Gunhild Margareta Strömstedt ( Henriksson; 19 May 1931 − 28 March 2023) was a Swedish author, journalist and translator.

== Family and education ==
Strömstedt was born in Ljungby on 19 May 1931, to August Henriksson, a Free Church minister, and Sigrid Bergma. She qualified as a teacher in Lund before continuing her university studies, graduating in 1956.

In 1953 she married the publisher Bo Strömstedt (1929–2016). She was the mother of the musician Niklas Strömstedt and the journalist Lotten Strömstedt.

== Career ==
In the 1960s Strömstedt worked as a children's theatre critic for the newspaper Dagens Nyheter. In 1969 she trained with the broadcaster Sveriges Radio, and worked as a producer there until 1985.

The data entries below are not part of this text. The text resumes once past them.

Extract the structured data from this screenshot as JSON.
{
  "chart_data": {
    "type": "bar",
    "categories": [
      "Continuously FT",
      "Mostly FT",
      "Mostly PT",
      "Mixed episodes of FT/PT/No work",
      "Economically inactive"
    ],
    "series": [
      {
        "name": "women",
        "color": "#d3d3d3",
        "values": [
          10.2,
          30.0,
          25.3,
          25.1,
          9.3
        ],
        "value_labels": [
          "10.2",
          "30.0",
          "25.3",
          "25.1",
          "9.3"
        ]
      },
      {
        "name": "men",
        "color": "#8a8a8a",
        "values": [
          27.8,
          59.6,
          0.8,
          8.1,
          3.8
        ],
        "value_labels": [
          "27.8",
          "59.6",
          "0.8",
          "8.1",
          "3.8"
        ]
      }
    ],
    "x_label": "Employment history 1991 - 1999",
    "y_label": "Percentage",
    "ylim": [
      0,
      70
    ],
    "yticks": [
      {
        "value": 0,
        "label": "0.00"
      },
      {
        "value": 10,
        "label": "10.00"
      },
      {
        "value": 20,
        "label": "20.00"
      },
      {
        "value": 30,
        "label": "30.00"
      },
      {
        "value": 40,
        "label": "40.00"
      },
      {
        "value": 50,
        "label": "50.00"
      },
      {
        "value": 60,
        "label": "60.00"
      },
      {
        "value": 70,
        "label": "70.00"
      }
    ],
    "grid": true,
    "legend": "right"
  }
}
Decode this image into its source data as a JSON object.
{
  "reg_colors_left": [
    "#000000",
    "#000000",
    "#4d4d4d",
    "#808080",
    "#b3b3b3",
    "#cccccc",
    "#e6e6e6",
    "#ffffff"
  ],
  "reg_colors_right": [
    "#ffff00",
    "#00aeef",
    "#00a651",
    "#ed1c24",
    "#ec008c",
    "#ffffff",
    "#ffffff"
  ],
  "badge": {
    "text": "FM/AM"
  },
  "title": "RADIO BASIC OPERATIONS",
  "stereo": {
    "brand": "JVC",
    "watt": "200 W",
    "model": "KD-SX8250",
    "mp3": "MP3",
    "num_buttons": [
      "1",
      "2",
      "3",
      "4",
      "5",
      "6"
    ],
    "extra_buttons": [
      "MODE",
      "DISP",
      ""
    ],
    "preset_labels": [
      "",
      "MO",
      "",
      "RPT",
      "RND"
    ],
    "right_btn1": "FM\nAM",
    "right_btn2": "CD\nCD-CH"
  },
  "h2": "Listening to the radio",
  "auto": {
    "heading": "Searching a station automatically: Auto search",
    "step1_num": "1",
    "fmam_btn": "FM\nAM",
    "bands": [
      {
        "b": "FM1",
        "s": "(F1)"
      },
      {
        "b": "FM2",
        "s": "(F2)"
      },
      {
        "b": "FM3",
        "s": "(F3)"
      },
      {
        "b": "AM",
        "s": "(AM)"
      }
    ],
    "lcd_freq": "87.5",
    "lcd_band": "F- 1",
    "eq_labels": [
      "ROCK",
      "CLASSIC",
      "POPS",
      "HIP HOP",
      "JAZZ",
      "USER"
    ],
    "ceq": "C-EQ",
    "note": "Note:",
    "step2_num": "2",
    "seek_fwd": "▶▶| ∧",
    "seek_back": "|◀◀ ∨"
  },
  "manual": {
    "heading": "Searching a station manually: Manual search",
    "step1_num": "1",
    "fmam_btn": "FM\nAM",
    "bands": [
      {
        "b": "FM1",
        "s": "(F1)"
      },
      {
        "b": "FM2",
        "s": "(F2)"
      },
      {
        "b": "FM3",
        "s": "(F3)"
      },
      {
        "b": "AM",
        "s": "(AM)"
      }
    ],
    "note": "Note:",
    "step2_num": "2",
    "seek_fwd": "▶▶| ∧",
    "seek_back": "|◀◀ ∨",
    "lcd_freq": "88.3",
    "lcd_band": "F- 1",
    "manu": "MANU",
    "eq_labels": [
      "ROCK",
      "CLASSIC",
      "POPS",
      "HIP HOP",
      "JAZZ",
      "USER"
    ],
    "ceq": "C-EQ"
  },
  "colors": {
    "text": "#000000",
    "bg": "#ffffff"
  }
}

Strömstedt's debut work for children, Fjärilar i klassen, was published in 1961, followed in 1962 by Kom tillbaka, lilla Jenny!. Her major breakthrough was in 1982 with the publication of the first book in a prize-winning series about a girl called Majken (Majken, den nittonde december). She also wrote books for adults, her first, the autobiographical novel Julstädningen och döden, appearing in 1980. Many of her works reflected an interest in child welfare.

She also wrote a biography of Astrid Lindgren, published in 1977.

== Recognition and later life ==
Strömstedt was awarded the Gulliver Prize in 1969 and was also the recipient of the Astrid Lindgren Prize on two occasions, in 1986 and 2002.

In 2007 she was awarded an honorary PhD from Linnaeus University.

Strömstedt's final work, Jag skulle så gärna vilja förföra dig – men jag orkar inte, was published in 2013. She died in Stockholm on 28 March 2023, at the age of 91.